Top Tibetan religious leaders gathered in Dharamsala, India this week have resolved that the choice of successor to the Dalai Lama will be made according to tradition and left to the 84-year-old spiritual leader, with no interference from China.
The Nov 27-29 14th Tibetan Religious Conference convened at the seat of the exiled Tibetan government and produced the special “Dharamsala Declaration” that sets out policy for the reincarnation of the Dalai Lama.
“All Tibetans genuinely wish for the continuation of the institution and reincarnation of the Dalai Lama in the future,” read the declaration.
“The authority of decision concerning the way and the manner in which the next reincarnation of the XIV Dalai Lama should appear solely rests with His Holiness the XIV Dalai Lama himself,” it said.
“No government … will have such authority. If the Government of the People’s Republic of China for political ends chooses a candidate for the Dalai Lama, the Tibetan people will not recognize and respect that candidate,” said the declaration.
“Regarding the method of recognizing the future reincarnations of the Dalai Lama, the same unique Tibetan traditional method, which has been continuously used until now, will be followed,” it added, noting that the method originated in Tibet more than 800 years ago.

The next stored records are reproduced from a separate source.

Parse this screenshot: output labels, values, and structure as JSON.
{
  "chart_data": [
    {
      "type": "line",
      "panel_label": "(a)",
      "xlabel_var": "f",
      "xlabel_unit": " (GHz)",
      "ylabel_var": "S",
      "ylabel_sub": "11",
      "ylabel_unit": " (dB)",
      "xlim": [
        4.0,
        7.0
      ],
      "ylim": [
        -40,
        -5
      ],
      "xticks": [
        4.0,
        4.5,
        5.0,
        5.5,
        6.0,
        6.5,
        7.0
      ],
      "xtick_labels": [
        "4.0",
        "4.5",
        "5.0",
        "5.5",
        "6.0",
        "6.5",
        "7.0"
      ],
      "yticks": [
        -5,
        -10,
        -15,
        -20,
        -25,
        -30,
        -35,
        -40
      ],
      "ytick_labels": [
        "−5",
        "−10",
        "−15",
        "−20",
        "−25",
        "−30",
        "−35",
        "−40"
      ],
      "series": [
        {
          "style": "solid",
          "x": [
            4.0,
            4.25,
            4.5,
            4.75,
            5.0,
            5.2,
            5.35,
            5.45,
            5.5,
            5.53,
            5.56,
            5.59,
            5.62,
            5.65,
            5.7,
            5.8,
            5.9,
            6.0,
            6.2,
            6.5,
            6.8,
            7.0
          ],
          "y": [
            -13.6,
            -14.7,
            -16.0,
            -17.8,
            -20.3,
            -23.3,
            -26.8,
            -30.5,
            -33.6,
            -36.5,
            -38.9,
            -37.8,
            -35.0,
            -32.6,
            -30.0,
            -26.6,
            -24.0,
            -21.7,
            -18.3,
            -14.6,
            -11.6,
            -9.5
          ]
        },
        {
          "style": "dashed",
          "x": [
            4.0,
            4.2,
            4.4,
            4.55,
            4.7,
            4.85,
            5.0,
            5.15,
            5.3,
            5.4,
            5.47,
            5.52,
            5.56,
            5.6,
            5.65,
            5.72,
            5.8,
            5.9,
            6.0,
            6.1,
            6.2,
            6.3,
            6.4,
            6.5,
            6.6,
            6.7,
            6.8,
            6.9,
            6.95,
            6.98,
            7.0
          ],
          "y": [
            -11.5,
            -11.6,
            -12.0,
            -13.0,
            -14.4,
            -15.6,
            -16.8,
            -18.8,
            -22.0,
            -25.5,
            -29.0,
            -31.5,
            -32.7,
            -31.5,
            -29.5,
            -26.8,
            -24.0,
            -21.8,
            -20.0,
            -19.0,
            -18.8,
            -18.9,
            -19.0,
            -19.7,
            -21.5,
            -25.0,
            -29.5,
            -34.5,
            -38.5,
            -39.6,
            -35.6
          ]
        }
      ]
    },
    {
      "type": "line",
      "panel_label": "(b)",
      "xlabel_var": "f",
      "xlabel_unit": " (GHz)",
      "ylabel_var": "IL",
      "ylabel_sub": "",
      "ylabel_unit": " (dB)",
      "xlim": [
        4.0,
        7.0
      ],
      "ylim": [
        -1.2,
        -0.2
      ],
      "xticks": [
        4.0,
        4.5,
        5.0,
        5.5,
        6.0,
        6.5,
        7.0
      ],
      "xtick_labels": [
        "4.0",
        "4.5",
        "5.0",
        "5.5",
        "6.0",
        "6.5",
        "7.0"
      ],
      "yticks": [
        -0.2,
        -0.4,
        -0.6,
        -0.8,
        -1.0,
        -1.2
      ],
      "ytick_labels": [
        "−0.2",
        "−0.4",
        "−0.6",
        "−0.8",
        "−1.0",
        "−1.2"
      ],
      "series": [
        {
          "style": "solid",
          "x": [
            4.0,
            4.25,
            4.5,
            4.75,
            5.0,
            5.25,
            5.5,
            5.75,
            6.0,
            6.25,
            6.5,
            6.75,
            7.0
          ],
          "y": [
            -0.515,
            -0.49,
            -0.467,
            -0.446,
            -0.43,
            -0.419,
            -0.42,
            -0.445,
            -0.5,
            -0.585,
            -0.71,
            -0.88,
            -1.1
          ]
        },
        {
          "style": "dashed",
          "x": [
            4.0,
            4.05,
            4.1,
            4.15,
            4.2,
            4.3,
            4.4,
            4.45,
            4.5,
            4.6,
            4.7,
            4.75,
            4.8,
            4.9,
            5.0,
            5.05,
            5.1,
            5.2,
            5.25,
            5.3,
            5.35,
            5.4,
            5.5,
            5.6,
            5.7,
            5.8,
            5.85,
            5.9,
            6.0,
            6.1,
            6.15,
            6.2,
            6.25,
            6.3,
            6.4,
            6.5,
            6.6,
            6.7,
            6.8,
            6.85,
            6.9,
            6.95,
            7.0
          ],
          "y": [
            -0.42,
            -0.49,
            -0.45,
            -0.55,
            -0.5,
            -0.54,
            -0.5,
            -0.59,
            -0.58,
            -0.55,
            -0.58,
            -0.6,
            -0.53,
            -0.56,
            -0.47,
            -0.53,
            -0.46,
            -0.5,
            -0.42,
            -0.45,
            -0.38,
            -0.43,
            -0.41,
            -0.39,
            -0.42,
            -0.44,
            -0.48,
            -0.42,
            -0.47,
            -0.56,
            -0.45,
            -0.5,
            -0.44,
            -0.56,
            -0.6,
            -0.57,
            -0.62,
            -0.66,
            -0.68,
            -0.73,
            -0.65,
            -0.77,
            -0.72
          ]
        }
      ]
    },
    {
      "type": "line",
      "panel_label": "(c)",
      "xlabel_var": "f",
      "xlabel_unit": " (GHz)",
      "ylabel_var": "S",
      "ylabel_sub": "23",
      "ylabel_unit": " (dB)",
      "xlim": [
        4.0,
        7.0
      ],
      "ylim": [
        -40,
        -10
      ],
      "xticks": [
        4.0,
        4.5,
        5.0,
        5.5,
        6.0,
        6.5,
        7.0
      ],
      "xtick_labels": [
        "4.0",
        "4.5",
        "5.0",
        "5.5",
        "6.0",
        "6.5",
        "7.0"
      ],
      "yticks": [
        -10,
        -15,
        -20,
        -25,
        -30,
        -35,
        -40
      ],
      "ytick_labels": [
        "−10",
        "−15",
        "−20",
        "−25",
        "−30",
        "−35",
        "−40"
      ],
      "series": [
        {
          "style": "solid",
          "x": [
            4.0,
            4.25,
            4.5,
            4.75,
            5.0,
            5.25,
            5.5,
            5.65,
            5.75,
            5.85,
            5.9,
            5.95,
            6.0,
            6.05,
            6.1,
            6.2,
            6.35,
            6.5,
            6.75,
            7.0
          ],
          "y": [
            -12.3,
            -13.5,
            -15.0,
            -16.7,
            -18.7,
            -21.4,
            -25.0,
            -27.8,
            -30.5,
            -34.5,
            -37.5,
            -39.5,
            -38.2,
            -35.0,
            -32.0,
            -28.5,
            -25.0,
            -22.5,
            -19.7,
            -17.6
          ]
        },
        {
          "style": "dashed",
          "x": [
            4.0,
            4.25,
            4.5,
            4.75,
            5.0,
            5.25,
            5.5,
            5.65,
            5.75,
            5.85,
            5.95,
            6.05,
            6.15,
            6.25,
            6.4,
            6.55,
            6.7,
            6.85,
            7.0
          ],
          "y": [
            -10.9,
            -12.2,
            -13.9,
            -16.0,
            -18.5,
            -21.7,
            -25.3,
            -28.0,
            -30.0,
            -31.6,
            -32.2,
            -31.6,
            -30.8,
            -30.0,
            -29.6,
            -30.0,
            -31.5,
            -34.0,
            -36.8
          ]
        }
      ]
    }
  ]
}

Tibetan tradition holds that senior Buddhist monks are reincarnated in the body of a child after they die.
The current, 14th, Dalai Lama fled to India in 1959 following a Chinese crackdown on an uprising by Tibetans. India granted him political asylum and the Tibetan government-in-exile has been based in northern India’s Dharamsala since then.
The question of the successor to the Dalai Lama, who will preside over the Dharamsala religious gathering on Friday, is a major point of friction between Beijing, which insists on its right to select the next top Tibetan religious leader, and Tibetans inside their homeland and around the world.
In July, Wang Nengsheng, the director general of the Chinese-controlled Tibet Autonomous Region (TAR) government, caused a flap among Tibetans when he told a small group of Indian journalists in Lhasa that “the Dalai Lama's reincarnation is not decided by his personal wish or by some group of people living in other countries.”
Panchen Lama example
Contention over the Dalai Lama follows an earlier example of Chinese involvement in the reincarnation of a senior Tibetan lama 25 years ago
The Panchen Lama, Gedhun Choekyi Nyima, was recognized on May 14, 1995 at the age of six as the 11th Panchen Lama, the reincarnation of his predecessor, the 10th Panchen Lama.
The recognition by the Dalai Lama angered Chinese authorities, who three days later took the boy and his family into custody and then installed another boy, Gyaincain Norbu, as their own candidate in his place.
The whereabouts of the Dalai Lama’s choice of Panchen Lama, who turned 30 this year, remain unknown and he has not been seen in public since his disappearance.
The Panchen Lama installed by Beijing meanwhile remains unpopular with Tibetans both in exile and at home.
Last week, the U.S. envoy for religious freedom said he discussed the succession issue with the Dalai Lama during a visit to Dharamsala in October.
“The big issue we discussed was the succession of the Dalai Lama. He’s healthy, and he was telling me he is going to live 15 or 20 more years, and he showed me his muscles. He also is an 84-year-old man, and so there’s just concern about the succession,” said Sam Brownback, the U.S. Ambassador-at-Large for International Religious Freedom.
“And particularly the concern is that the Chinese Communist Party is claiming a right to appoint, or have some role in this, and they don’t. They’re a government, they don’t have that right,” he told RFA’s Tibetan Service in an interview on Nov. 21.
“So we’re putting forward the U.S. government position, which is that the succession decision belongs to Tibetan Buddhists. It belongs to their religious process and not to the Chinese Communist Party,” said Brownback.